In the Tuileries, there are some stunted pollards, and a few lawns, a pond with two lonely drunken nymphs balancing for three centuries already on one foot, without ever quite falling over, and there's expanse upon expense of firm, gravelly dirt. It's like a big petanque court with sculptures and a water feature. No squirrels, no pelicans; a single crow sat motionless in a tree, so black he looked more like a gap where the universe had ceased to exist, a piece of dark matter.

There are the great boulevards of Baron Haussmann, with their tall cliffs of apartments. Consider the porte cochère, the double-height, narrow gateway leading to the yards of these great slabs of building, for the coaches to get through. We don't have them in London; instead, we have the charming institution of the mews, the small cottage and stable streets behind the great houses, a sort of parallel London.

And there's Louis XIV, a man who, it seems to me, had a sort of inverse Midas touch for art; he took great art and made it interior decor. Paris is full of buildings like the Louvre, which is big, but not very interesting. The Champs Elysées, the Place de la Concorde, are equally, big without really being impressive - so big that your eye gets lost, so big that the lampstands and statues seem stranded in space, as if the flooding Seine had washed them up and then retreated, leaving them stuck there.

The Madeleine really sums up what I don't get about Paris. The outside is fine, Greek-temple style, nicely posed so that the Madeleine and the Chambre des Députés on the other side of the Seine balance each other along a great axis. But inside, three shallow, saucer-like domes admit light through dim grey glass skylights, floating incompetently above the classical grid of the side walls. It's got no life at all; it's as if someone had got three square chapels and pushed them together. Even the statuary seems flaccid.

Even the front door makes you unwelcome; bronze panels of the ten Commandments, each one starting NON... NON.... NON.... the word tolling like a bell. Don't do this, don't do that - don't come in here, you are a sinner. (I seem to remember Jesus stating just two commandments, which were positive commandments, about love - but then sometimes I wonder when the Church is going to catch up with Jesus.) And it's interesting that these Biblically validated prohibitions were followed by the twentieth century version; NO mobile phones, NO food, NO shorts. In vain did I look anywhere for the word 'bienvenu'...

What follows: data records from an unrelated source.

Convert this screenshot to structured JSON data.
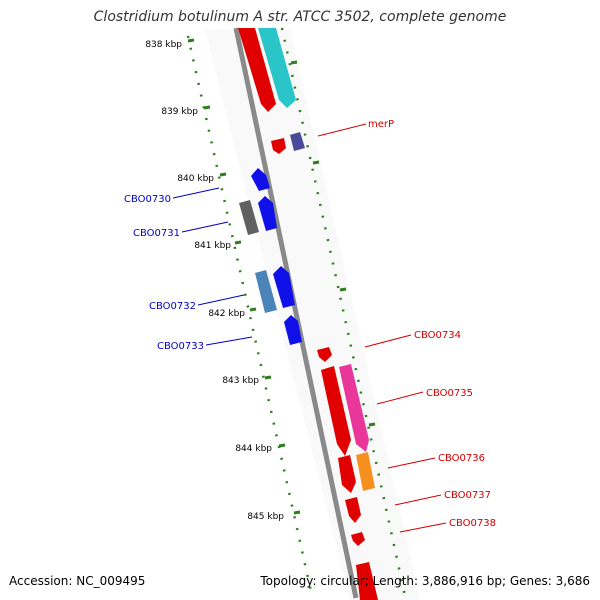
{
  "title": "Clostridium botulinum A str. ATCC 3502, complete genome",
  "footer": {
    "accession": "Accession: NC_009495",
    "summary": "Topology: circular; Length: 3,886,916 bp; Genes: 3,686"
  },
  "colors": {
    "backbone": "#8a8a8a",
    "tick": "#2e7d1e",
    "forward_label": "#d40000",
    "reverse_label": "#0000c8"
  },
  "ticks": [
    "838 kbp",
    "839 kbp",
    "840 kbp",
    "841 kbp",
    "842 kbp",
    "843 kbp",
    "844 kbp",
    "845 kbp"
  ],
  "gene_labels": [
    {
      "name": "merP",
      "strand": "forward"
    },
    {
      "name": "CBO0730",
      "strand": "reverse"
    },
    {
      "name": "CBO0731",
      "strand": "reverse"
    },
    {
      "name": "CBO0732",
      "strand": "reverse"
    },
    {
      "name": "CBO0733",
      "strand": "reverse"
    },
    {
      "name": "CBO0734",
      "strand": "forward"
    },
    {
      "name": "CBO0735",
      "strand": "forward"
    },
    {
      "name": "CBO0736",
      "strand": "forward"
    },
    {
      "name": "CBO0737",
      "strand": "forward"
    },
    {
      "name": "CBO0738",
      "strand": "forward"
    }
  ]
}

(If you want a welcome, go to the other end of the church, where the way opens into the basement. You can eat there for about eight euros, and make a donation too - the Madeleine does follow Jesus in one very practical way, feeding the hungry. Loaves and fishes are things the French know a great deal about, after all.)

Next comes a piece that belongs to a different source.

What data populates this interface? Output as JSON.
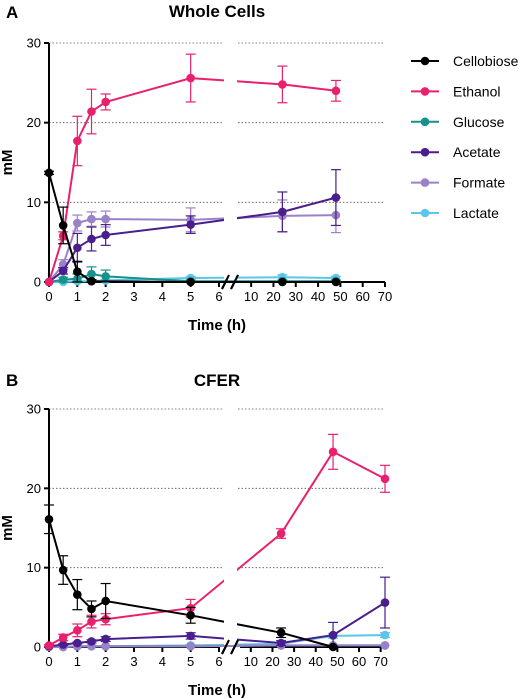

I keep reading about Paris the City of Light, the romantic city, the city of love. But Paris as I experience it is Paris the City of Blag, the City of Empire, the City of Bling. It's a city where humanity has always come second to PR, and intimacy has been ditched in favour of the Big Statement. It's the city where the Sun King threw cats into the bonfire for Midsummer's Day, where Haussmann bulldozed his way through, where the Empire thrived on borrowed money and snobbery. It's a city that makes me very uncomfortable indeed.